= Carter (supercomputer) =

Supercomputer installed at Purdue University in 2011

Carter is a supercomputer installed at Purdue University in fall of 2011 in a partnership with Intel. The high-performance computing cluster is operated by Information Technology at Purdue (ITaP), the university's central information technology organization. ITaP also operates clusters named Steele built in 2007, Coates built in 2009, Rossmann built in 2010, and Hansen built in the summer of 2011. Carter was the fastest campus supercomputer in the U.S. outside a national center when built. It was one of the first clusters to employ Intel's second generation Xeon E5 "Sandy Bridge" processor and ranked 54th on the November 2011 TOP500 list, making it Purdue's first Top 100-ranked research computing system.

==Hardware==
The Carter cluster consists of HP Proliant compute nodes with two 8-core Intel Xeon-E5 processors (16 cores per node), either 32 gigabytes or 64 GB of memory, and a 500 GB system disk. NVIDIA Tesla GPU-accelerated nodes also are available. All nodes have 56 Gbit/s FDR Infiniband connections from Mellanox. Carter was the first cluster to employ this generation of Mellanox interconnects.

==Software==
Carter nodes run Red Hat Enterprise Linux 6 (RHEL6) and Carter uses Moab Workload Manager 6 and TORQUE Resource Manager 3 as the portable batch system (PBS) for resource and job management. The cluster also has compilers and scientific programming libraries installed.

==Funding==
The Carter supercomputer and Purdue's other clusters are part of the Purdue Community Cluster Program, a partnership between ITaP and Purdue faculty. In Purdue's program, a "community" cluster is funded by hardware money from grants, faculty startup packages, institutional funds and other sources. ITaP's Rosen Center for Advanced Computing administers the community clusters and provides user support. Each faculty partner always has ready access to the capacity he or she purchases and potentially to more computing power when the nodes of other investors are idle. Unused, or opportunistic, cycles from Carter are made available to the National Science Foundation's Extreme Science and Engineering Discovery Environment (XSEDE) system and the Open Science Grid.

==Users==
The Purdue departments and schools by which Carter and Purdue's clusters are used vary broadly, including Aeronautics and Astronautics, Agriculture, Agronomy, Biology, Chemical Engineering, Chemistry, Civil Engineering, Communications, Computer and Information Technology, Computer Science, Earth, Atmospheric and Planetary Sciences, Electrical Engineering, Electrical and Computer Engineering, Electrical and Computer Engineering Technology, Industrial Engineering, Materials Engineering, Mathematics, Mechanical Engineering, Medicinal Chemistry and Molecular Pharmacology, Physics, the Purdue Terrestrial Observatory and Statistics, among others.

==DiaGrid==
Unused, or opportunistic, cycles from Carter are made available to XSEDE and the Open Science Grid using Condor software.

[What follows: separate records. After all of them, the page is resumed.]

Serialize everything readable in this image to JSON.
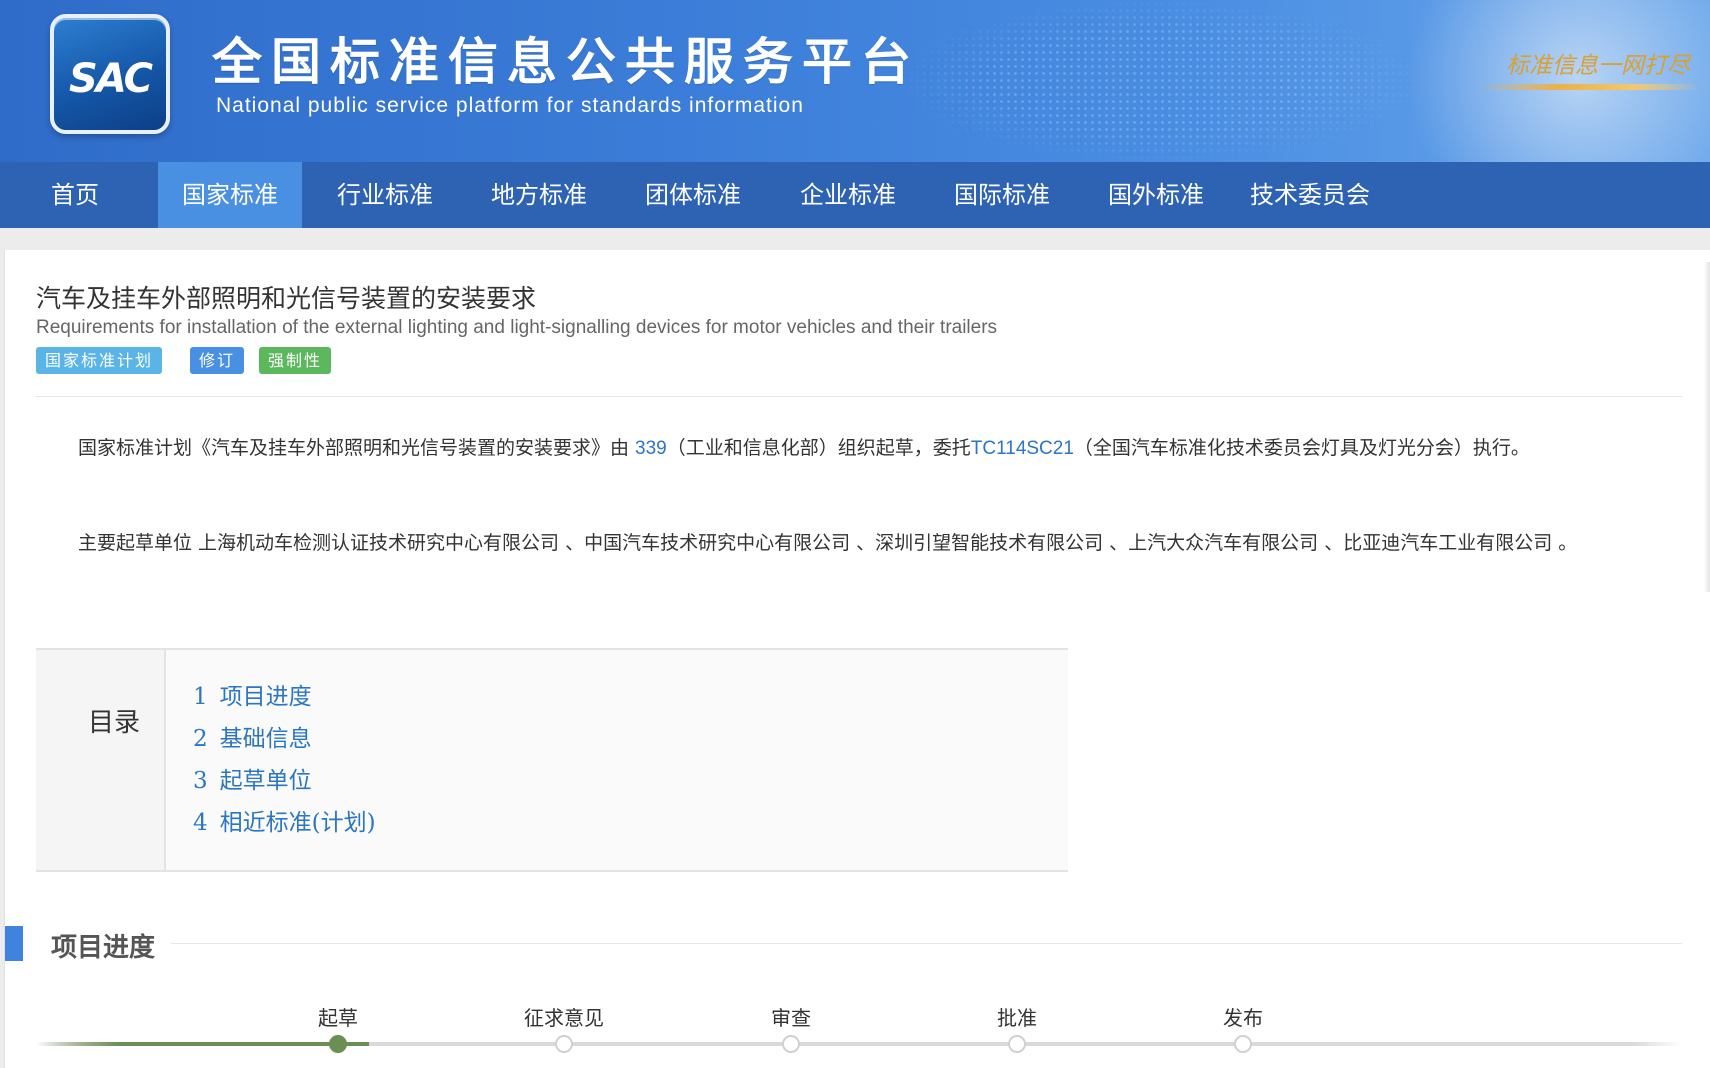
{
  "header": {
    "logo_text": "SAC",
    "title": "全国标准信息公共服务平台",
    "subtitle": "National public service platform  for standards information",
    "slogan": "标准信息一网打尽"
  },
  "nav": {
    "items": [
      "首页",
      "国家标准",
      "行业标准",
      "地方标准",
      "团体标准",
      "企业标准",
      "国际标准",
      "国外标准",
      "技术委员会"
    ],
    "active_index": 1
  },
  "standard": {
    "title": "汽车及挂车外部照明和光信号装置的安装要求",
    "title_en": "Requirements for installation of the external lighting and light-signalling devices for motor vehicles and their trailers",
    "tags": [
      {
        "label": "国家标准计划",
        "color": "#5bb4e6"
      },
      {
        "label": "修订",
        "color": "#4a90e2"
      },
      {
        "label": "强制性",
        "color": "#5cb85c"
      }
    ]
  },
  "description": {
    "p1_a": "国家标准计划《汽车及挂车外部照明和光信号装置的安装要求》由 ",
    "p1_link1": "339",
    "p1_b": "（工业和信息化部）组织起草，委托",
    "p1_link2": "TC114SC21",
    "p1_c": "（全国汽车标准化技术委员会灯具及灯光分会）执行。",
    "p2": "主要起草单位 上海机动车检测认证技术研究中心有限公司 、中国汽车技术研究中心有限公司 、深圳引望智能技术有限公司 、上汽大众汽车有限公司 、比亚迪汽车工业有限公司 。"
  },
  "toc": {
    "heading": "目录",
    "items": [
      {
        "num": "1",
        "label": "项目进度"
      },
      {
        "num": "2",
        "label": "基础信息"
      },
      {
        "num": "3",
        "label": "起草单位"
      },
      {
        "num": "4",
        "label": "相近标准(计划)"
      }
    ]
  },
  "progress": {
    "section_title": "项目进度",
    "steps": [
      "起草",
      "征求意见",
      "审查",
      "批准",
      "发布"
    ],
    "current_step": 0
  },
  "colors": {
    "banner": "#3b7dd8",
    "nav": "#2e63b4",
    "nav_active": "#4a90e2",
    "link": "#2b76c2",
    "progress_done": "#6b8e52"
  }
}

Coates is part of Purdue's distributed computing Condor flock, which is the largest publicly disclosed distributed computing system in the world and the center of DiaGrid, a nearly 43,000-processor Condor-powered distributed computing network for research involving Purdue and partners at nine other campuses.

==Naming==
The Carter cluster is named for Dennis Lee Carter, the retired vice president for marketing of Intel, who received his master's degree in electrical engineering from Purdue in 1974. He is credited with creating and implementing the internationally recognized “Intel Inside” campaign, spurred by what Carter says was his recognition at the dawn of the PC age that Intel needed to begin talking to the general public, not just to the PC company design engineers who had been its traditional focus. The campaign created the first broad brand awareness of a microprocessor as a key ingredient in a personal computer and made Intel’s logo a feature on the outside of most of the world’s PCs, while its five-note jingle became one of the most recognizable tunes on television. Carter also worked with Intel President Andy Grove to create the iconic Pentium brand name. The Carter cluster continues ITaP's practice of naming new supercomputers after notable figures in Purdue's computing history.